Today I’m suggesting a very simple, yet truly tasty recipe: couscous with cherry tomatoes, corn, and tuna. A complete, colorful, and flavorful dish, perfect for a quick lunch, a picnic, or to take to work. It’s also one of those preparations perfect for customizing with what you have in the fridge: you can add olives, cucumbers, cheese cubes, or fresh herbs like basil and mint. It’s one of those recipes that you can make without stress, in very few steps, and with ingredients we often already have at home. It will surprise you with its simplicity and how satisfying it can be, even on the busiest days. In these moments, couscous is one of those smart ingredients to keep in the pantry: it cooks in a few minutes, easily pairs with many ingredients, and is perfect both hot and cold.
If you’re on a diet but don’t want to sacrifice flavor, this couscous with tuna, cherry tomatoes, and corn is the perfect solution! Light and ready in minutes, it’s ideal for a healthy and quick lunch.
For an even lighter version, choose tuna in water instead of oil, or rinse it well to remove excess oil. Add some arugula leaves, curly lettuce, or cucumber for more freshness and volume, without extra calories.
Let’s rush to the kitchen and prepare it together!
- Difficulty: Very Easy
- Cost: Economical
- Rest time: 30 Minutes
- Preparation time: 5 Minutes
- Portions: 2
- Cooking methods: Stovetop
- Cuisine: Italian
- Seasonality: Summer, Spring
Ingredients for Preparing Couscous with Tuna
- 5.6 oz uncooked couscous
- 2/3 cup water (Boiling)
- 10 cherry tomatoes
- 1 tbsp extra virgin olive oil
- pinches salt
- 3.5 oz canned sweet corn, drained
- basil
- lemon (For decoration)
- 2 cans tuna in oil
Tools
- 1 Bowl
- 1 Cutting Board
- 1 Fork
Steps to Prepare Couscous with Tuna
Preparing this dish is really simple. Pour the couscous into a large bowl with a pinch of salt and a tablespoon of oil. Add the boiling water with a ladle, cover, and let it rest for 8 minutes.
While the couscous is resting, prepare the fresh ingredients. Wash the cherry tomatoes and cut them in half or quarters, depending on your preferred size. In a colander, drain both the tuna and the corn.

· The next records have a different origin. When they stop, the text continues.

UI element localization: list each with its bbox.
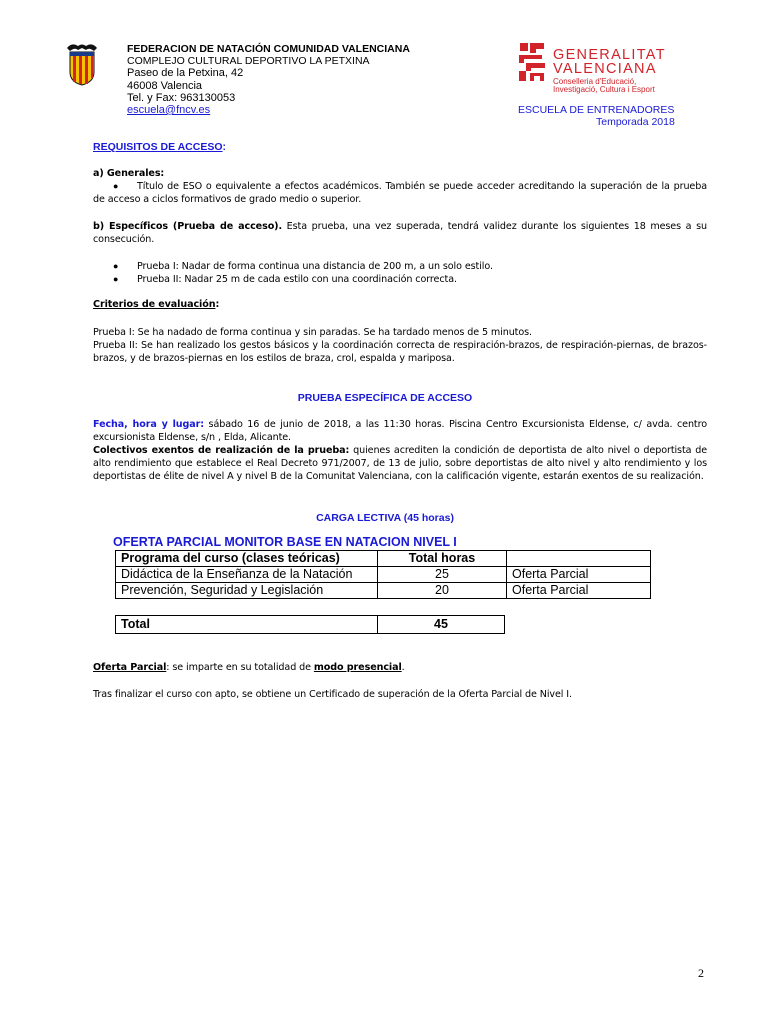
bullet-dot: ●: [113, 261, 119, 271]
generalitat-title-1: GENERALITAT: [553, 47, 666, 63]
col-horas-header: Total horas: [378, 551, 507, 567]
total-label: Total: [116, 616, 378, 634]
generales-label: a) Generales:: [93, 168, 165, 179]
bullet-dot: ●: [113, 274, 119, 284]
oferta-cell: Oferta Parcial: [507, 567, 651, 583]
requisitos-title-colon: :: [222, 141, 227, 153]
table-header-row: [116, 551, 651, 567]
requisitos-title-text: REQUISITOS DE ACCESO: [93, 141, 223, 153]
total-row: [116, 616, 505, 634]
fecha-label: Fecha, hora y lugar:: [93, 419, 205, 430]
criterios-title-text: Criterios de evaluación: [93, 299, 216, 310]
oferta-note-mid: : se imparte en su totalidad de: [166, 662, 314, 673]
criterios-prueba-i: Prueba I: Se ha nadado de forma continua y sin paradas. Se ha tardado menos de 5 minutos.: [93, 327, 532, 338]
requisitos-title: [93, 141, 226, 154]
season: Temporada 2018: [596, 116, 675, 128]
programa-cell: Didáctica de la Enseñanza de la Natación: [116, 567, 378, 583]
exentos-text: quienes acrediten la condición de deportista de alto nivel o deportista de alto rendimiento que establece el Real Decreto 971/2007, de 13 de julio, sobre deportistas de alto nivel y alto rendimiento y los deportistas de élite de nivel A y nivel B de la Comunitat Valenciana, con la calificación vigente, estarán exentos de su realización.: [93, 445, 707, 483]
especificos-label: b) Específicos (Prueba de acceso).: [93, 221, 283, 232]
generales-bullet: Título de ESO o equivalente a efectos académicos. También se puede acceder acreditando la superación de la prueba de acceso a ciclos formativos de grado medio o superior.: [93, 181, 707, 206]
prueba-title: PRUEBA ESPECÍFICA DE ACCESO: [297, 392, 473, 404]
federation-name: FEDERACION DE NATACIÓN COMUNIDAD VALENCIANA: [127, 43, 410, 55]
table-row: [116, 567, 651, 583]
oferta-note-mode: modo presencial: [313, 662, 402, 673]
criterios-title-colon: :: [215, 299, 220, 310]
fecha-paragraph: [93, 418, 707, 444]
oferta-note: [93, 661, 405, 674]
exentos-label: Colectivos exentos de realización de la prueba:: [93, 445, 350, 456]
programa-cell: Prevención, Seguridad y Legislación: [116, 583, 378, 599]
horas-cell: 20: [378, 583, 507, 599]
oferta-note-label: Oferta Parcial: [93, 662, 167, 673]
prueba-i-bullet: Prueba I: Nadar de forma continua una distancia de 200 m, a un solo estilo.: [137, 261, 493, 272]
phone-fax: Tel. y Fax: 963130053: [127, 92, 236, 104]
especificos-text: Esta prueba, una vez superada, tendrá validez durante los siguientes 18 meses a su consecución.: [93, 221, 707, 246]
exentos-paragraph: [93, 444, 707, 484]
criterios-title: [93, 298, 219, 311]
col-extra-header: [507, 551, 651, 567]
fecha-text: sábado 16 de junio de 2018, a las 11:30 horas. Piscina Centro Excursionista Eldense, c/ avda. centro excursionista Eldense, s/n , Elda, Alicante.: [93, 419, 707, 444]
table-row: [116, 583, 651, 599]
especificos-paragraph: [93, 220, 707, 246]
carga-title: CARGA LECTIVA (45 horas): [316, 512, 454, 524]
fncv-crest-logo: [64, 42, 100, 86]
oferta-cell: Oferta Parcial: [507, 583, 651, 599]
street-address: Paseo de la Petxina, 42: [127, 67, 244, 79]
prueba-ii-bullet: Prueba II: Nadar 25 m de cada estilo con una coordinación correcta.: [137, 274, 457, 285]
criterios-prueba-ii: Prueba II: Se han realizado los gestos básicos y la coordinación correcta de respiración-brazos, de respiración-piernas, de brazos-brazos, y de brazos-piernas en los estilos de braza, crol, espalda y mariposa.: [93, 340, 707, 365]
conselleria-line-1: Conselleria d'Educació,: [553, 77, 637, 86]
complex-name: COMPLEJO CULTURAL DEPORTIVO LA PETXINA: [127, 55, 370, 67]
total-value: 45: [378, 616, 505, 634]
course-table: [115, 550, 651, 599]
total-table: [115, 615, 505, 634]
oferta-note-end: .: [401, 662, 405, 673]
page-number: 2: [698, 966, 704, 980]
final-note: Tras finalizar el curso con apto, se obtiene un Certificado de superación de la Oferta Parcial de Nivel I.: [93, 689, 572, 700]
generalitat-emblem-icon: [516, 41, 548, 83]
horas-cell: 25: [378, 567, 507, 583]
generalitat-title-2: VALENCIANA: [553, 61, 657, 77]
oferta-title: OFERTA PARCIAL MONITOR BASE EN NATACION NIVEL I: [113, 535, 457, 549]
city-address: 46008 Valencia: [127, 80, 203, 92]
col-programa-header: Programa del curso (clases teóricas): [116, 551, 378, 567]
email-link[interactable]: escuela@fncv.es: [127, 104, 211, 116]
conselleria-line-2: Investigació, Cultura i Esport: [553, 85, 655, 94]
school-name: ESCUELA DE ENTRENADORES: [518, 104, 675, 116]
bullet-dot: ●: [113, 181, 119, 191]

After the rest time, fluff the couscous with a fork. Add the cherry tomatoes, corn, and crumbled tuna. Gently mix to distribute all the ingredients well.
If you like, you can season with a drizzle of oil and a pinch of salt. Add a fresh basil leaf, a slice of lemon for an extra touch.
You can enjoy it immediately or let it rest in the fridge for 30 minutes to enhance the flavors.
It’s also great the next day.Good, fresh, and colorful!
You can store the couscous in an airtight container to prevent it from absorbing odors from other foods. It keeps well for 2-3 days.
Do you like the recipe? Then come visit my Facebook page, where you’ll find many tasty and fun recipes… leave a like HERE. I’d love to receive your photos and share them on my blog and on my page!! If you need any advice, feel free to write to me, I’m here to help… A big kiss UNTIL THE NEXT RECIPE!!!
Come visit me on INSTAGRAM – PINTEREST – FACEBOOK – YOUTUBE – TIKTOK
FAQs (Frequently Asked Questions)
Can it be frozen?
Yes, it can be frozen. Just use ingredients that withstand the cold well (no fresh cherry tomatoes). Thaw slowly in the fridge, not at room temperature.